End to End Learning for Self-Driving Cars and the Distribution Mismatch Problem
PAPER:
I recently came across this interesting paper by NVIDIA autonomous driving team:
- End to End Learning for Self-Driving Cars (NVIDIA’s team)
SUMMARY
They take a supervised learning approach to learn a mapping from the image input to the steering command. It is essentially a modern (mid 2010s) version of ALVINN from late 1980s. The function approximator is a convolutional neural network (a normalization + 5 convolutional + 3 fully connected). They use a lot of collected data based on actual driver’s behaviour to train their network (about 70 hours, corresponding to about 2.5M data samples — not explicitly mentioned) and some data augmentation.
COMMENTS:
It is exciting to see an end-to-end neural network learned how to perform relatively well. But there are potential problems: One challenging problem with such a classical supervised learning approach is due to the distribution mismatch caused by the dynamical nature of the agent-environment interaction: When an agent makes a mistake at each time step, the distribution of the future states slightly changes compared to the distribution of the optimal agent (or the driver, for this case). This has a compounding effect and the difference in distributions can potentially grow as the agent makes more interactions with the environment. As a result, as time passes, the agent is more likely to be in regions of the state space from which it doesn’t have much training data. So the agent starts behaving in ways that are not predictable even though it might perform well on the training distribution (this is the distribution mismatch problem in machine learning/statistics).

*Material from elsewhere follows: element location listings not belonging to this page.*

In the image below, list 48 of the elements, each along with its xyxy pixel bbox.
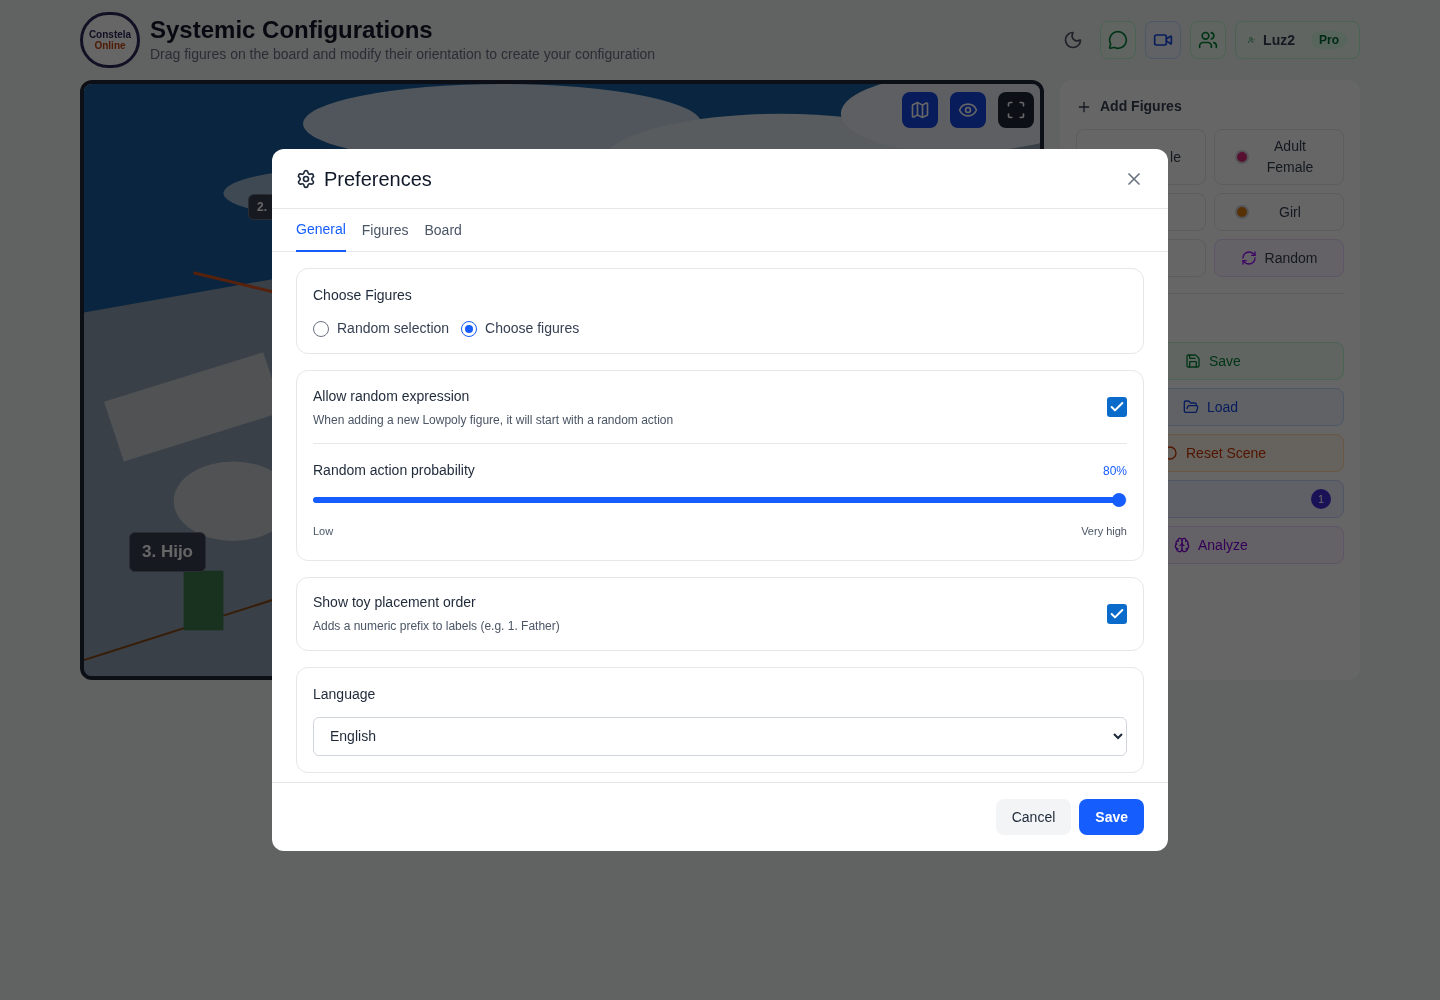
chat-bubble-icon xyxy=(1108,30,1128,50)
logo: Constela Online xyxy=(80,12,140,68)
setting-title: Allow random expression xyxy=(313,386,471,406)
setting-description: When adding a new Lowpoly figure, it will start with a random action xyxy=(313,411,674,429)
panel-title: Add Figures xyxy=(1100,97,1182,116)
save-button[interactable]: Save xyxy=(1079,799,1144,835)
eye-button[interactable] xyxy=(950,92,986,128)
checkbox[interactable] xyxy=(1107,603,1127,624)
page-title: Systemic Configurations xyxy=(150,15,434,44)
video-button[interactable] xyxy=(1145,21,1181,59)
users-button[interactable] xyxy=(1190,21,1226,59)
section-title: Language xyxy=(313,684,377,704)
figure-label: 3. Hijo xyxy=(129,532,206,572)
tab[interactable]: General xyxy=(296,209,346,252)
count-badge: 1 xyxy=(1311,489,1331,509)
cancel-button[interactable]: Cancel xyxy=(995,799,1072,835)
tab[interactable]: Figures xyxy=(361,209,409,252)
save-icon xyxy=(1185,353,1201,369)
refresh-icon xyxy=(1240,250,1257,266)
setting-title: Show toy placement order xyxy=(313,593,477,612)
tab[interactable]: Board xyxy=(424,209,462,252)
chat-button[interactable] xyxy=(1100,21,1136,59)
language-select[interactable]: English xyxy=(313,716,1127,756)
figure-button[interactable]: Adult Female xyxy=(1214,129,1344,185)
radio-option[interactable]: Random selection xyxy=(313,318,450,339)
folder-icon xyxy=(1183,399,1199,415)
slider-thumb[interactable] xyxy=(1111,493,1126,507)
user-button[interactable]: Luz2 Pro xyxy=(1235,21,1360,59)
fullscreen-icon xyxy=(1006,100,1026,120)
eye-icon xyxy=(958,100,978,120)
random-button[interactable]: Random xyxy=(1214,239,1344,277)
checkbox[interactable] xyxy=(1107,397,1127,417)
setting-description: Adds a numeric prefix to labels (e.g. 1. Father) xyxy=(313,618,560,635)
fullscreen-button[interactable] xyxy=(998,92,1034,128)
slider-max-label: Very high xyxy=(1081,524,1127,539)
brain-icon xyxy=(1174,537,1190,553)
slider-min-label: Low xyxy=(313,524,334,539)
settings-icon xyxy=(296,168,316,189)
map-icon xyxy=(910,100,930,120)
figure-button[interactable]: Girl xyxy=(1214,193,1344,231)
plan-badge: Pro xyxy=(1311,31,1347,49)
map-button[interactable] xyxy=(902,92,938,128)
moon-icon[interactable] xyxy=(1063,30,1083,50)
radio-option[interactable]: Choose figures xyxy=(461,318,580,339)
section-title: Choose Figures xyxy=(313,286,413,305)
dialog-title: Preferences xyxy=(324,166,432,192)
users-icon xyxy=(1198,30,1218,50)
setting-title: Random action probability xyxy=(313,461,475,480)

A solution to this problem is to use DAGGER-like algorithms:
- Stéphane
Ross, Geoffrey
Gordon, and J. Andrew Bagnell, “A Reduction of Imitation Learning and Structured Prediction to No-Regret Online Learning,” AISTATS, 2011.

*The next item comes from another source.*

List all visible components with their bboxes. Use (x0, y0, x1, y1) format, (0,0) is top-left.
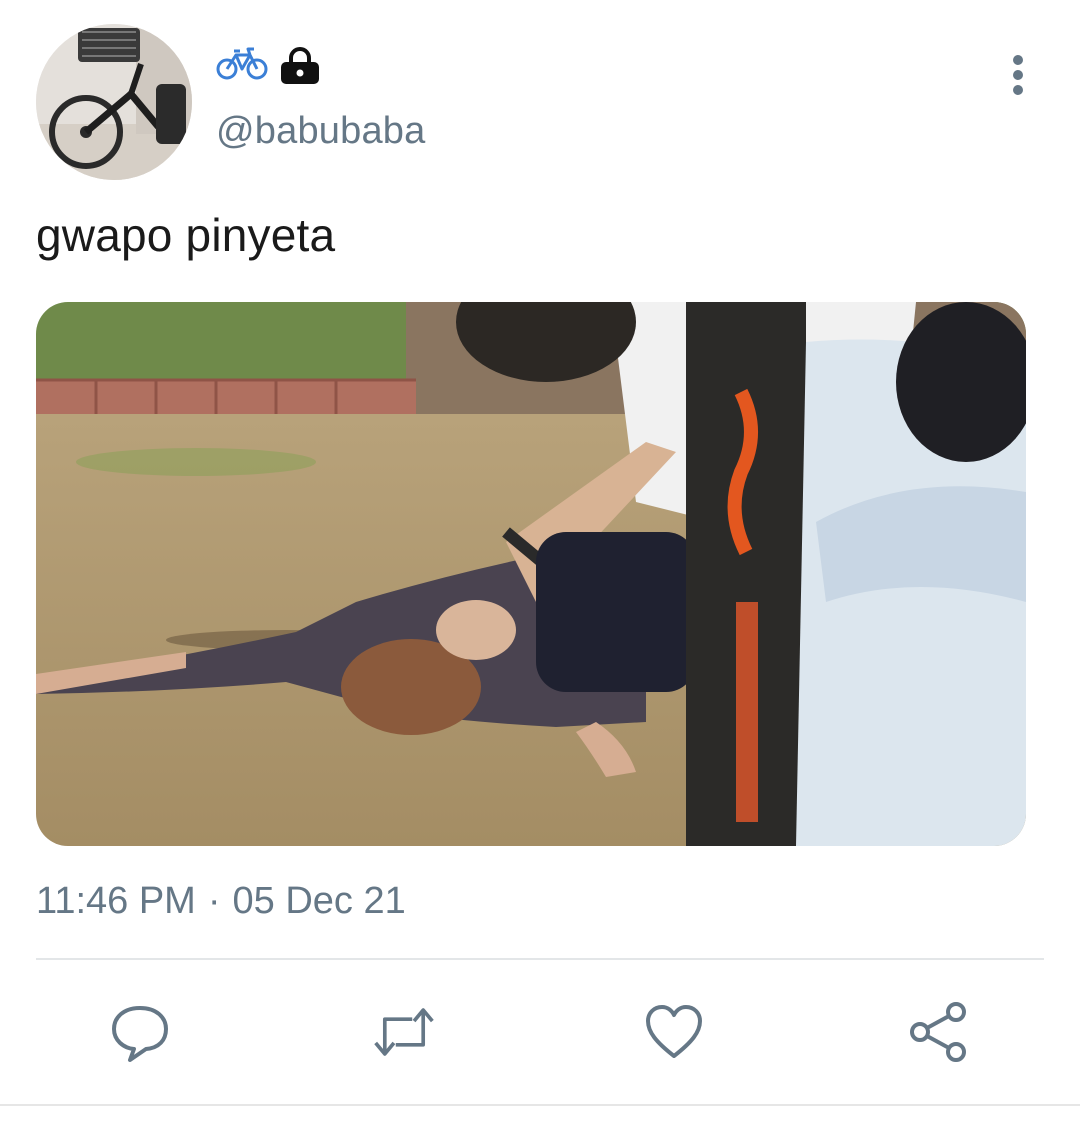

Aside the aforementioned work, which analyzes the phenomenon in the imitation learning context, the analysis of how the distribution of the agent’s changes, in the context of reinforcement learning, has been done by several researchers, including myself. I only refer to two papers. See their references for further information.
- Remi Munos, Performance bounds in Lp norm for approximate value iteration, 2007.
- Amir-massoud Farahmand, Remi Munos, and Csaba Szepesvari, Error Propagation for Approximate Policy and Value Iteration, NIPS, 2010.